Daftar Tersangka dan Barang Bukti
Sejauh ini, KPK telah mengunci tiga aktor utama dalam pusaran kasus ini:
- Maidi: Wali Kota Madiun nonaktif (Otak intelektual).
- Rochim Ruhdiyanto: Tangan kanan dan orang kepercayaan.
- Thariq Megah: Kepala Dinas PUPR (Operator lapangan).
Baca Juga: Garda Penjaga Ketertiban ‘Serbu’ Sekolah: Misi Penyelamatan Generasi Muda Siak Dimulai!
Hingga saat ini, penyidik telah mengamankan barang bukti tunai sebesar Rp550 juta yang disita saat Operasi Tangkap Tangan (OTT) awal tahun lalu.
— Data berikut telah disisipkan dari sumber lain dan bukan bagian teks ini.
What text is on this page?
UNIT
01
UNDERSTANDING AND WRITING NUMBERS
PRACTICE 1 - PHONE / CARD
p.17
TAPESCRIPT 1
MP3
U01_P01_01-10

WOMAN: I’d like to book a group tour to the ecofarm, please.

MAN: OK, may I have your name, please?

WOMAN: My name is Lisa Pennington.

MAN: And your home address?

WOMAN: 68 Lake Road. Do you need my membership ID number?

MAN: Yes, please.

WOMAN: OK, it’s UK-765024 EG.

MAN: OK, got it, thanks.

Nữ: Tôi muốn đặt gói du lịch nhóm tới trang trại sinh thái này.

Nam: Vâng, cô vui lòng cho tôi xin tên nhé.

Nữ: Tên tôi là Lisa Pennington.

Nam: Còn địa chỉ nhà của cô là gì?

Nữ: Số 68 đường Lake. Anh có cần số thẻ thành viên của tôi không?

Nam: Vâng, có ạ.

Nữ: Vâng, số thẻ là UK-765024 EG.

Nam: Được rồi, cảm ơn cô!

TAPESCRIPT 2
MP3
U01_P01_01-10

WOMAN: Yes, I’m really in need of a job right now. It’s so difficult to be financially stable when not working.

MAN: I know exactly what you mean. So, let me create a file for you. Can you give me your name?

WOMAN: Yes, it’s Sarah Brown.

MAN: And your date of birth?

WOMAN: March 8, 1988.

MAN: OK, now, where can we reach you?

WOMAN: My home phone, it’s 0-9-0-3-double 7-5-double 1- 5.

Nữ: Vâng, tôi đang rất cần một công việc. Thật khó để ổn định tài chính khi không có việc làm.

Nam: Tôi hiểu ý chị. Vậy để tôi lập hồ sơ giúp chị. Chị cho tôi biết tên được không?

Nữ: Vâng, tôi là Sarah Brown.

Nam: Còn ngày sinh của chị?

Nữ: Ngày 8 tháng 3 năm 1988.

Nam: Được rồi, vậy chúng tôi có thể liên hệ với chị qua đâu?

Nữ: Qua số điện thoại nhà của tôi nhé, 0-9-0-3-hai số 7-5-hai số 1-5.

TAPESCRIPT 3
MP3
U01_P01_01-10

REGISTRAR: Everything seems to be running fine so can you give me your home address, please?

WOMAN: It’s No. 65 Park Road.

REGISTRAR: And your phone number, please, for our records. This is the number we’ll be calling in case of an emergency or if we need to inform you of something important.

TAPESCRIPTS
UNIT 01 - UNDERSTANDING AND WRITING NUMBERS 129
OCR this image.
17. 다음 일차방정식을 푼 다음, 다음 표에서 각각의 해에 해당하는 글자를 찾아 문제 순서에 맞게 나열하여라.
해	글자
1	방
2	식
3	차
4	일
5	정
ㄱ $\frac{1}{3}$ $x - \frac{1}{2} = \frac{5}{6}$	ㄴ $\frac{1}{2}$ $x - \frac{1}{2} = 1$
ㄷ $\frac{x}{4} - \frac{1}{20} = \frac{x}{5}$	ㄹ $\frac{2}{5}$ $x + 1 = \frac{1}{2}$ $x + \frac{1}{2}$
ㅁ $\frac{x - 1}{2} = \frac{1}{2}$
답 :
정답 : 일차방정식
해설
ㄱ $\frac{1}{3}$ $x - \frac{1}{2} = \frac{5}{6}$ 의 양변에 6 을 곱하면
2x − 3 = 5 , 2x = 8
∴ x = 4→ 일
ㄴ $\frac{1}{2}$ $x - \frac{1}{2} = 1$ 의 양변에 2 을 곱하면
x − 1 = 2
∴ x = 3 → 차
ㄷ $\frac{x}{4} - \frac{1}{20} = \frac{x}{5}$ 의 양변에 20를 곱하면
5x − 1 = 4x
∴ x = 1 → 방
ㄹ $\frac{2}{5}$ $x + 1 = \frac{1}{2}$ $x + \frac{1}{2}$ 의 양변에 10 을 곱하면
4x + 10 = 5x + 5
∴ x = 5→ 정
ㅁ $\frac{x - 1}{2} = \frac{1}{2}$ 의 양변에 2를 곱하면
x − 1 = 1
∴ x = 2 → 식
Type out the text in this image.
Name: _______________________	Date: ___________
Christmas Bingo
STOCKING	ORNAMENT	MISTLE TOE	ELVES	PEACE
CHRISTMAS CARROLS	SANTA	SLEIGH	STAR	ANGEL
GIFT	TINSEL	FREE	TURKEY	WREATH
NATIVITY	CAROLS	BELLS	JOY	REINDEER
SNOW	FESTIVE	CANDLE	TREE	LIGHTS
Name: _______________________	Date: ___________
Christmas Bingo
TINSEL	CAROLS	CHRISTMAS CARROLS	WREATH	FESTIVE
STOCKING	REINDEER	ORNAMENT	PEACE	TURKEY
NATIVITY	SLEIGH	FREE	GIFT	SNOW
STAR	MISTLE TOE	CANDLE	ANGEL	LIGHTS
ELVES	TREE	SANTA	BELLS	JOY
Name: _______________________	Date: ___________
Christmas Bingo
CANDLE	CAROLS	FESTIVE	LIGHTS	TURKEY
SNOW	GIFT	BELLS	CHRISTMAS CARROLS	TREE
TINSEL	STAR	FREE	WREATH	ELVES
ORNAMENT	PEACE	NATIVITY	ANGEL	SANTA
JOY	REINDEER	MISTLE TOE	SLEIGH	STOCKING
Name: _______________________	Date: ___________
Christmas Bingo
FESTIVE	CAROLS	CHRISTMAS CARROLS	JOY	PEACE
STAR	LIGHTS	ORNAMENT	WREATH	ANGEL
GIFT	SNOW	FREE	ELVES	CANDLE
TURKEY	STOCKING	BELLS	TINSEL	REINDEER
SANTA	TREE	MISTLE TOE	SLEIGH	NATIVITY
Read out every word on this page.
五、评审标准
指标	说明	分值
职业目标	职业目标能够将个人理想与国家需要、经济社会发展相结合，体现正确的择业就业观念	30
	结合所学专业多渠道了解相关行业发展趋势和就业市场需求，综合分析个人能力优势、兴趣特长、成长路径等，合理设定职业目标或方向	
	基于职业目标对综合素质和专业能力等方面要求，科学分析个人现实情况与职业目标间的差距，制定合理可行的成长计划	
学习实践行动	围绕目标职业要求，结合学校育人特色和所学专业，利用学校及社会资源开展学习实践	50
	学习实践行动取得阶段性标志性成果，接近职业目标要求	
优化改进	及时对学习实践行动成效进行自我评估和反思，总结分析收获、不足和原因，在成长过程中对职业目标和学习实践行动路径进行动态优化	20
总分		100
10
Namun, dengan diperiksanya sang istri dan mantan pejabat teknis, publik menanti apakah KPK akan menetapkan tersangka baru dari klaster keluarga atau korporasi.
Kota Madiun kini menanti keadilan. Di balik gemerlap pembangunan fisik yang selama ini dibanggakan, ternyata ada harga mahal yang harus dibayar oleh integritas seorang pemimpin. Pemeriksaan di Gedung Merah Putih ini menjadi sinyal kuat bahwa "nyanyian" para saksi akan segera menyeret aktor-aktor lain ke balik jeruji besi.